Homecoming

August 12, 2024

Last weekend I experienced one of the coolest things I’ve witnessed in my life. Minneapolis, MN hosted the FIS Nordic Ski World Cup. The first time the United States has hosted a World Cup in 23 years. The last time Minnesota hosted the World Cup was almost 40 years ago, in 1985, on my home course in Northern Minnesota.

To put it mildly, there was significant pent-up demand for Minnesota ski fans to see the fastest Nordic skiers in the world with their own eyes, standing trailside. Over 20,000 fans lined the course each of the two days, creating a wall of sound, where athletes couldn’t judge their effort because they couldn’t hear themselves breathing.

20,000 Fans from around the World, but mostly Minnesota

It doesn’t hurt that the fastest woman in the world is Minneapolis’ own Jessie Diggins. Jessie, the 2024 World Cup Tour overall leader and 2018 Olympic Gold Medalist (“Here Comes Diggins” if you watched in NBC) hadn’t raced in Minnesota in 13 years.

Jessie is a hard-working, charismatic leader who helped change the culture of the U.S. Ski Team, lifting it to its current standing of third in the world. She is a product of the Minnesota high school skiing system that has produced a ton of Olympians, but also a large majority of the Nordic ski fans in Minnesota. Generations of high school Nordic skiers showed up in Minneapolis to watch Jessie Diggins and the rest of the U.S. Ski Team make history.

Jessie delivered with a Bronze and a 4th place finish, but the pandemonium that broke out with the surprise win of 23-year-old Alaskan Gus Schumacher was something to behold. Gus was a World Junior Champion several years ago and struggled to find his form against the big boys, but Minneapolis was his coming out party. He beat the best skier of all time, Johannes Klaebo, who wins 50% of World Cup races he enters. It was a true David and Goliath moment no one there that day will forget.

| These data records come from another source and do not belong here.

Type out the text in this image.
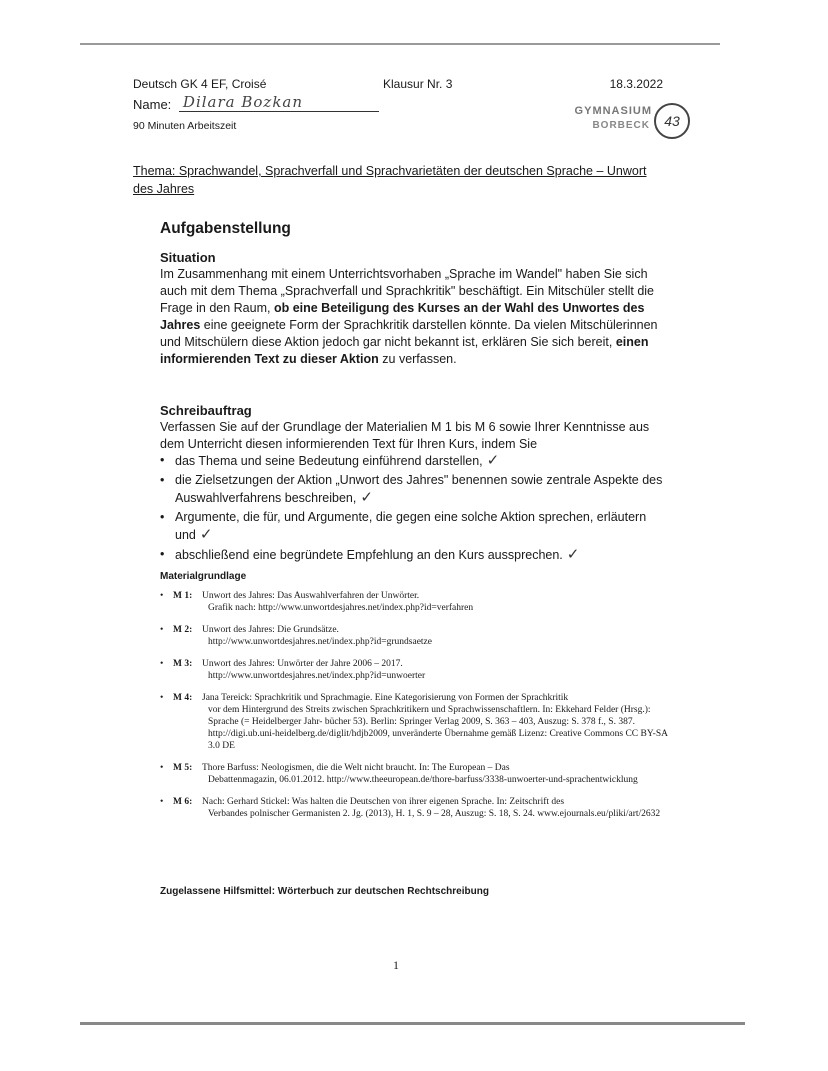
Deutsch GK 4 EF, Croisé	Klausur Nr. 3	18.3.2022
Name: Dilara Bozkan
90 Minuten Arbeitszeit
GYMNASIUM
BORBECK	43
Thema: Sprachwandel, Sprachverfall und Sprachvarietäten der deutschen Sprache – Unwort des Jahres
Aufgabenstellung
Situation
Im Zusammenhang mit einem Unterrichtsvorhaben „Sprache im Wandel" haben Sie sich auch mit dem Thema „Sprachverfall und Sprachkritik" beschäftigt. Ein Mitschüler stellt die Frage in den Raum, ob eine Beteiligung des Kurses an der Wahl des Unwortes des Jahres eine geeignete Form der Sprachkritik darstellen könnte. Da vielen Mitschülerinnen und Mitschülern diese Aktion jedoch gar nicht bekannt ist, erklären Sie sich bereit, einen informierenden Text zu dieser Aktion zu verfassen.
Schreibauftrag
Verfassen Sie auf der Grundlage der Materialien M 1 bis M 6 sowie Ihrer Kenntnisse aus dem Unterricht diesen informierenden Text für Ihren Kurs, indem Sie
• das Thema und seine Bedeutung einführend darstellen, ✓
• die Zielsetzungen der Aktion „Unwort des Jahres" benennen sowie zentrale Aspekte des Auswahlverfahrens beschreiben, ✓
• Argumente, die für, und Argumente, die gegen eine solche Aktion sprechen, erläutern und ✓
• abschließend eine begründete Empfehlung an den Kurs aussprechen. ✓
Materialgrundlage
• M 1: Unwort des Jahres: Das Auswahlverfahren der Unwörter.
Grafik nach: http://www.unwortdesjahres.net/index.php?id=verfahren
• M 2: Unwort des Jahres: Die Grundsätze.
http://www.unwortdesjahres.net/index.php?id=grundsaetze
• M 3: Unwort des Jahres: Unwörter der Jahre 2006 – 2017.
http://www.unwortdesjahres.net/index.php?id=unwoerter
• M 4: Jana Tereick: Sprachkritik und Sprachmagie. Eine Kategorisierung von Formen der Sprachkritik
vor dem Hintergrund des Streits zwischen Sprachkritikern und Sprachwissenschaftlern. In: Ekkehard Felder (Hrsg.): Sprache (= Heidelberger Jahr- bücher 53). Berlin: Springer Verlag 2009, S. 363 – 403, Auszug: S. 378 f., S. 387. http://digi.ub.uni-heidelberg.de/diglit/hdjb2009, unveränderte Übernahme gemäß Lizenz: Creative Commons CC BY-SA 3.0 DE
• M 5: Thore Barfuss: Neologismen, die die Welt nicht braucht. In: The European – Das
Debattenmagazin, 06.01.2012. http://www.theeuropean.de/thore-barfuss/3338-unwoerter-und-sprachentwicklung
• M 6: Nach: Gerhard Stickel: Was halten die Deutschen von ihrer eigenen Sprache. In: Zeitschrift des
Verbandes polnischer Germanisten 2. Jg. (2013), H. 1, S. 9 – 28, Auszug: S. 18, S. 24. www.ejournals.eu/pliki/art/2632
Zugelassene Hilfsmittel: Wörterbuch zur deutschen Rechtschreibung
1
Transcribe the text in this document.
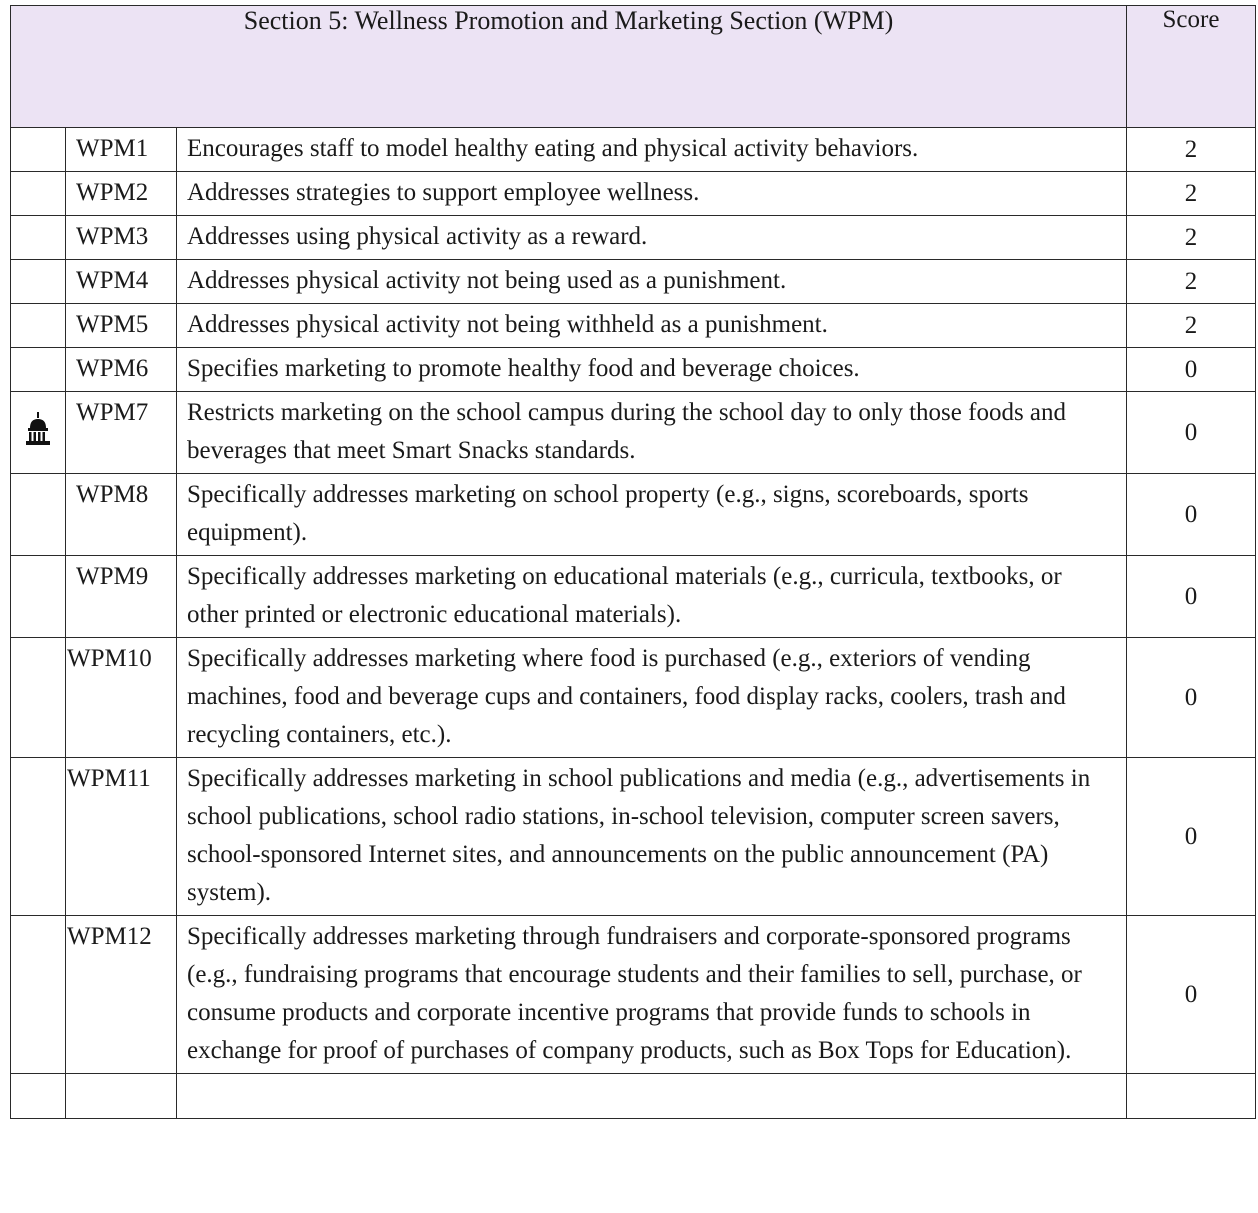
Section 5: Wellness Promotion and Marketing Section (WPM)			Score
	WPM1	Encourages staff to model healthy eating and physical activity behaviors.	2
	WPM2	Addresses strategies to support employee wellness.	2
	WPM3	Addresses using physical activity as a reward.	2
	WPM4	Addresses physical activity not being used as a punishment.	2
	WPM5	Addresses physical activity not being withheld as a punishment.	2
	WPM6	Specifies marketing to promote healthy food and beverage choices.	0
	WPM7	Restricts marketing on the school campus during the school day to only those foods and beverages that meet Smart Snacks standards.	0
	WPM8	Specifically addresses marketing on school property (e.g., signs, scoreboards, sports equipment).	0
	WPM9	Specifically addresses marketing on educational materials (e.g., curricula, textbooks, or other printed or electronic educational materials).	0
	WPM10	Specifically addresses marketing where food is purchased (e.g., exteriors of vending machines, food and beverage cups and containers, food display racks, coolers, trash and recycling containers, etc.).	0
	WPM11	Specifically addresses marketing in school publications and media (e.g., advertisements in school publications, school radio stations, in-school television, computer screen savers, school-sponsored Internet sites, and announcements on the public announcement (PA) system).	0
	WPM12	Specifically addresses marketing through fundraisers and corporate-sponsored programs (e.g., fundraising programs that encourage students and their families to sell, purchase, or consume products and corporate incentive programs that provide funds to schools in exchange for proof of purchases of company products, such as Box Tops for Education).	0
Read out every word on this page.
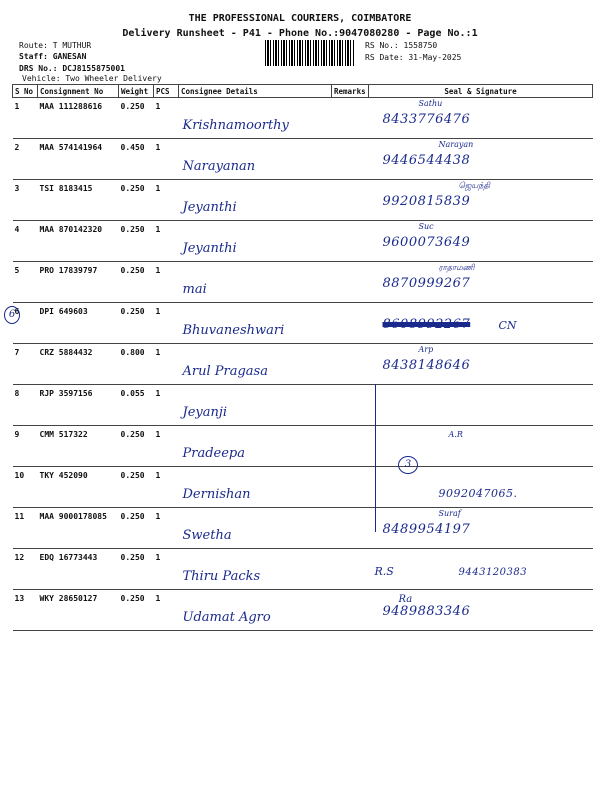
THE PROFESSIONAL COURIERS, COIMBATORE
Delivery Runsheet - P41 - Phone No.:9047080280 - Page No.:1
Route: T MUTHUR
Staff: GANESAN
DRS No.: DCJ8155875001
Vehicle: Two Wheeler Delivery
RS No.: 1558750
RS Date: 31-May-2025
S No	Consignment No	Weight	PCS	Consignee Details	Remarks	Seal & Signature

1	MAA 111288616	0.250	1	Krishnamoorthy		Sathu
8433776476

2	MAA 574141964	0.450	1	Narayanan		Narayan
9446544438

3	TSI 8183415	0.250	1	Jeyanthi		ஜெயந்தி
9920815839

4	MAA 870142320	0.250	1	Jeyanthi		Suc
9600073649

5	PRO 17839797	0.250	1	mai		ராதாமணி
8870999267

6	DPI 649603	0.250	1	Bhuvaneshwari		CN
8608992267

7	CRZ 5884432	0.800	1	Arul Pragasa		Arp
8438148646

8	RJP 3597156	0.055	1	Jeyanji		

9	CMM 517322	0.250	1	Pradeepa		A.R

10	TKY 452090	0.250	1	Dernishan		9092047065.

11	MAA 9000178085	0.250	1	Swetha		Suraf
8489954197

12	EDQ 16773443	0.250	1	Thiru Packs		R.S 9443120383

13	WKY 28650127	0.250	1	Udamat Agro		Ra
9489883346
6
3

Gus Schmucher hoist by Rosie Brennen, Julia Kern, and Jessie Diggins (L to R).

For me, this was a coming home of sorts. The exposure I got to the World’s best Nordic skiers on my home course in 1985 as a 16 year old set me on my life path. I tried to race at that level for many years, moving to coaching when I realized that dream was just a dream I wasn’t capable of realizing. Coaching brought me around the world to many World Cups, World Championships, and Olympic Games. My teams delivered many historic results over my 12 year career. It was awesome. I put all of myself into it. I burnt out. I reinvented myself. I started a couple businesses. Had kids. Lived life. Locked that winter circus part of life away, never to return.

The old adage goes, you can never go home again. After my experience last weekend, I agree. But, I also don’t. You can’t go back in the same way, thank goodness, but you can at least visit and relive the magic for a few hours. You can embrace the folks who helped form you and who you helped form. You can catch-up, reminisce, remember, and recall those days of old. You can stand there in the stands with tears in your eyes watching a young American receive the Gold, and know how all the puzzle pieces came together over the last 40 years to make this moment happen. How all those you embraced during this brief homecoming contributed in ways large and small to this result on this day.

No, you can’t go home again. But you can always visit. And see the place that made you with brand new eyes.

Jessie Diggins celebrating her homecoming with her team.